Community Redevelopment and Moderate Income Housing
The old Federal Highway, U.S. 1, winds it's way through the northern part of Miami-Dade County now sporting the name Biscayne Blvd. as it passes through Miami, Miami Shores, North Miami, North Miami Beach, and the scattered bits and pieces of unincorporated county in between. There used to be lots of little trailer parks and tourist cabins dating from the 1930's and '40's, but there's little left of them now. Even many of the motels that replaced them in the following decades have made way for shopping malls and office buildings. Still, here and there, are reminders of the earlier era.
Recently the City of Miami has been rocked by a scandal where tens of millions of dollars have dissapeared, money that was supposed to be used for "moderate income housing". It vanished! Nothing built. Just a web of deals and grants and contracts between this developer and that, many with ties to various political types of the sort that award the contracts. Strangely, some of these developers have suddenly been able to build themselves multi-million dollar homes and offices in the nicer parts of town. The poor people in many cases don't even have the now razed buildings in which they once lived.
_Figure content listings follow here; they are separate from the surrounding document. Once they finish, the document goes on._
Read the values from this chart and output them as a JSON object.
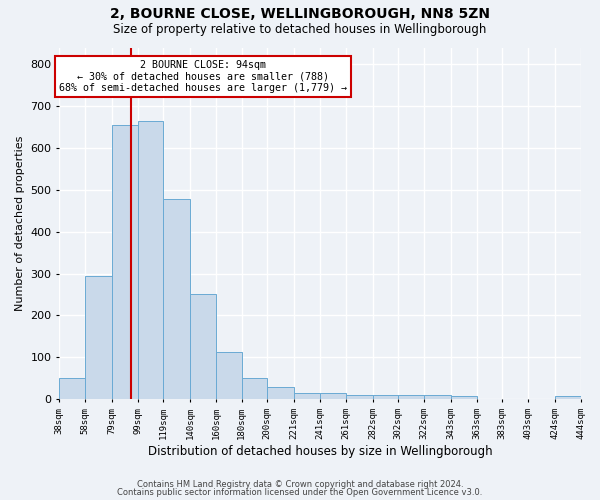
{
  "title": "2, BOURNE CLOSE, WELLINGBOROUGH, NN8 5ZN",
  "subtitle": "Size of property relative to detached houses in Wellingborough",
  "xlabel": "Distribution of detached houses by size in Wellingborough",
  "ylabel": "Number of detached properties",
  "bin_edges": [
    38,
    58,
    79,
    99,
    119,
    140,
    160,
    180,
    200,
    221,
    241,
    261,
    282,
    302,
    322,
    343,
    363,
    383,
    403,
    424,
    444
  ],
  "bar_heights": [
    50,
    295,
    655,
    665,
    478,
    252,
    113,
    50,
    28,
    15,
    15,
    10,
    10,
    10,
    10,
    8,
    0,
    0,
    0,
    8
  ],
  "bar_color": "#c9d9ea",
  "bar_edge_color": "#6aaad4",
  "property_line_x": 94,
  "annotation_line1": "2 BOURNE CLOSE: 94sqm",
  "annotation_line2": "← 30% of detached houses are smaller (788)",
  "annotation_line3": "68% of semi-detached houses are larger (1,779) →",
  "annotation_box_color": "#cc0000",
  "ylim": [
    0,
    840
  ],
  "yticks": [
    0,
    100,
    200,
    300,
    400,
    500,
    600,
    700,
    800
  ],
  "tick_labels": [
    "38sqm",
    "58sqm",
    "79sqm",
    "99sqm",
    "119sqm",
    "140sqm",
    "160sqm",
    "180sqm",
    "200sqm",
    "221sqm",
    "241sqm",
    "261sqm",
    "282sqm",
    "302sqm",
    "322sqm",
    "343sqm",
    "363sqm",
    "383sqm",
    "403sqm",
    "424sqm",
    "444sqm"
  ],
  "footer_line1": "Contains HM Land Registry data © Crown copyright and database right 2024.",
  "footer_line2": "Contains public sector information licensed under the Open Government Licence v3.0.",
  "background_color": "#eef2f7",
  "grid_color": "#ffffff"
}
I noticed this collection of partially gutted cabins and fire damaged main building at 109th Street, about a mile south of the North Miami city limit and thought what a great tongue-in-cheek photo essay this would make about the fictional North Miami Redevelopment Agency. I tried to get city councilman Scott Galvin to visit the site, envisioning him in suit and tie carrying a clip board as he made notes, but we couldn't schedule the time when we both were free. Then James Mitchell showed up in Miami, so he and I went exploring the place. I suppose I could still write about "Visiting Washington, D.C. official on government contract examines nearly rehabbed moderate income housing" but after checking the place over Monkey said "No way!". Monkey's the boss!